Andrew Branch, chief business development officer for the airport, in response to emailed questions, said the cargo study will help the airport examine potential additional revenue streams.
Today, the airport’s revenue comes from several sources, including airline terminal rent, landing fees, passenger charges, rent from concessions at the airport, rental car fees, parking revenue and land rented for hangars. A cargo facility would see revenue generated from additional sources, including cargo operators paying land rent, building rent and fuel fees to ship out of the airport.
According to Airports Council International-North America, in 2018 Memphis International Airport was the United States’ top airport by cargo, followed by Ted Stevens Anchorage International Airport in Alaska and Louisville International Airport in Kentucky. Air cargo for the year was up 5.1% from 2017.

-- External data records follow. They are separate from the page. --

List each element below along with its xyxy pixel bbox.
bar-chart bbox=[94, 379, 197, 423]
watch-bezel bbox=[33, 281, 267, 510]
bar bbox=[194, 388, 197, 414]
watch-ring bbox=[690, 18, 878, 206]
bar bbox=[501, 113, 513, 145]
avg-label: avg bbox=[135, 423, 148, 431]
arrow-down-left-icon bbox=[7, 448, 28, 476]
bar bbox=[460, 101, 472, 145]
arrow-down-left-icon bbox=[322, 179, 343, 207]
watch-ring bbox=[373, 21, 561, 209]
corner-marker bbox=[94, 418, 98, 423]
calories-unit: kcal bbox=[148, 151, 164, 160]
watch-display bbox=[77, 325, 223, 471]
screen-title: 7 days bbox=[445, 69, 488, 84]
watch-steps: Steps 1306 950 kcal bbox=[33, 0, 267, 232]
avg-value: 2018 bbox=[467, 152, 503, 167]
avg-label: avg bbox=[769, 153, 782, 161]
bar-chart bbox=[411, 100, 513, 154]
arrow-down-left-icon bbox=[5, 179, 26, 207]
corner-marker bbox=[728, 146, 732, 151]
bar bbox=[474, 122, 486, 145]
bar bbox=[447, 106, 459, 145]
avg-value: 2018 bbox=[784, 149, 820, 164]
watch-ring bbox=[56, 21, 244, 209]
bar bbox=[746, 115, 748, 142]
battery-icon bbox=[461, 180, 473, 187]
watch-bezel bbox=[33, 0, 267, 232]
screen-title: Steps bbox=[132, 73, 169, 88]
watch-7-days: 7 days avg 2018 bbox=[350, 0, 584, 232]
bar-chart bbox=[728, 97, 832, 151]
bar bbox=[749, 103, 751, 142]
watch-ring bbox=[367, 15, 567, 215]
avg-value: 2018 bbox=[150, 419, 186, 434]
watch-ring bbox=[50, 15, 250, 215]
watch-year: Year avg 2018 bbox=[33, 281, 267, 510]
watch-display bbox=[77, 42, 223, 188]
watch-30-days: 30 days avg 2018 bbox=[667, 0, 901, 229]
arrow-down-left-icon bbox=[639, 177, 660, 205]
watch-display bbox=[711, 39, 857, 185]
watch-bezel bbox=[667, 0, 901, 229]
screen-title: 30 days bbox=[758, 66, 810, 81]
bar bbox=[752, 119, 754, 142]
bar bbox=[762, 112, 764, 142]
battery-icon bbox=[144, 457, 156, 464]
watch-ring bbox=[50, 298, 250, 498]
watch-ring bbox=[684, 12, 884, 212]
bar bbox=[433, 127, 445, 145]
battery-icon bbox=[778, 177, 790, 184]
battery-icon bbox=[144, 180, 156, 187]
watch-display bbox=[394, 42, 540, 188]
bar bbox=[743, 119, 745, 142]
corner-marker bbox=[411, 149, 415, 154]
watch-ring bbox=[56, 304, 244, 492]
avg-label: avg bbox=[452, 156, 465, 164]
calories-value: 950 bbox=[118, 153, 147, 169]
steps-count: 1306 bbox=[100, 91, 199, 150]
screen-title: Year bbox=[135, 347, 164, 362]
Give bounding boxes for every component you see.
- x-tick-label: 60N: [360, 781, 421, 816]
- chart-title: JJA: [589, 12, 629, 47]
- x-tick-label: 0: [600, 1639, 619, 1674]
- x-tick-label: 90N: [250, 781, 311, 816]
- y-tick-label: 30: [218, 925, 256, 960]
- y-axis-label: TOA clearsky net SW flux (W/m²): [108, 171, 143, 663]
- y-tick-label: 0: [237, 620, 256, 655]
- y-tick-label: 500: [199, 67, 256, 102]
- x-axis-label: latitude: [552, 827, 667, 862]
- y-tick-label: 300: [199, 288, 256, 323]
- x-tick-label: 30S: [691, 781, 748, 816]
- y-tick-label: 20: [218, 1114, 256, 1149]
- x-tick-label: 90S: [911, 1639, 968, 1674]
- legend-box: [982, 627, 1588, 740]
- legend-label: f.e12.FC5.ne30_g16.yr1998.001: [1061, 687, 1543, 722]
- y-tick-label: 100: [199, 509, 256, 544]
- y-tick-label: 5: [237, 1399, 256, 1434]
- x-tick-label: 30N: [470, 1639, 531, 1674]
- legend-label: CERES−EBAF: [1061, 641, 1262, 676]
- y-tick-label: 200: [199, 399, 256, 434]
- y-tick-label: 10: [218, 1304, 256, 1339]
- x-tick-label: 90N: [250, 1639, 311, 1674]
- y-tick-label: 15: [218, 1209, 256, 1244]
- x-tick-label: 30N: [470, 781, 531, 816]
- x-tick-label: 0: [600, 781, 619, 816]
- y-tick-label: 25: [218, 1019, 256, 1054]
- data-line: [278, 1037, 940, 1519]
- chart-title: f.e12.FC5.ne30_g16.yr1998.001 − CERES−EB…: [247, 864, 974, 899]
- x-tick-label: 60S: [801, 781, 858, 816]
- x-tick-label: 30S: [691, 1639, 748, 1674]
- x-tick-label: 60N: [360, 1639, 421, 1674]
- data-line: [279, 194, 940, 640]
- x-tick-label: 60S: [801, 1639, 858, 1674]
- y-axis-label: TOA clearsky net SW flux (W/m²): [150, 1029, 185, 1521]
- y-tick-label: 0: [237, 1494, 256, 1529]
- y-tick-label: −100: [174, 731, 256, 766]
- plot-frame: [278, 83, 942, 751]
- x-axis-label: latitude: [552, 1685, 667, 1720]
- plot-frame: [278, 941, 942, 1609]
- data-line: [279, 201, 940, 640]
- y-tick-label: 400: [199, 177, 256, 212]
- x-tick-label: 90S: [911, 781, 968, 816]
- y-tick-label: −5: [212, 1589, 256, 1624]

The cargo study at Northwest Arkansas National Airport will cover among other things the air cargo industry and the Northwest Arkansas Regional Airport market overview; cargo development and strategic assessment; and a cargo demand forecast and capacity analysis.
Michael Webber, associate vice president with Landrum & Brown, said in response to emailed questions that air cargo is carried by passenger aircraft and dedicated cargo planes, with the vast majority carried on freighters run by UPS, FedEx and Amazon.
“Right now, XNA does not have scheduled all-cargo service, and so a major function of the study will be to determine whether that service is lacking because of the carriers’ perception of demand or for a lack of adequate capacity, in which case recommendations may involve development of some mix of aircraft parking ramp, building and in some cases, even the main-deck loaders used to load and unload aircraft,” Webber wrote.
He noted that air cargo operations are an important element of airport operations because it tends to be made up of high-value, low-weight commodities. He said while air cargo makes up only 1% of total cargo transported by all methods, its nearly 40% of the dollar value of all commodities shipped in the U.S.
Branch, the airport’s development officer, said one challenge that Northwest Arkansas National Airport faces as a cargo hub is the road network surrounding the airport, which could be viewed as a deterrent by a potential cargo carrier.
Earlier this month, three potential routes for an improved road to the airport were presented to the public for consideration and comment. A better link-up to Interstate 49 from the airport has been a key concern for decades and is part of the region’s 2040 Metropolitan Transportation Plan.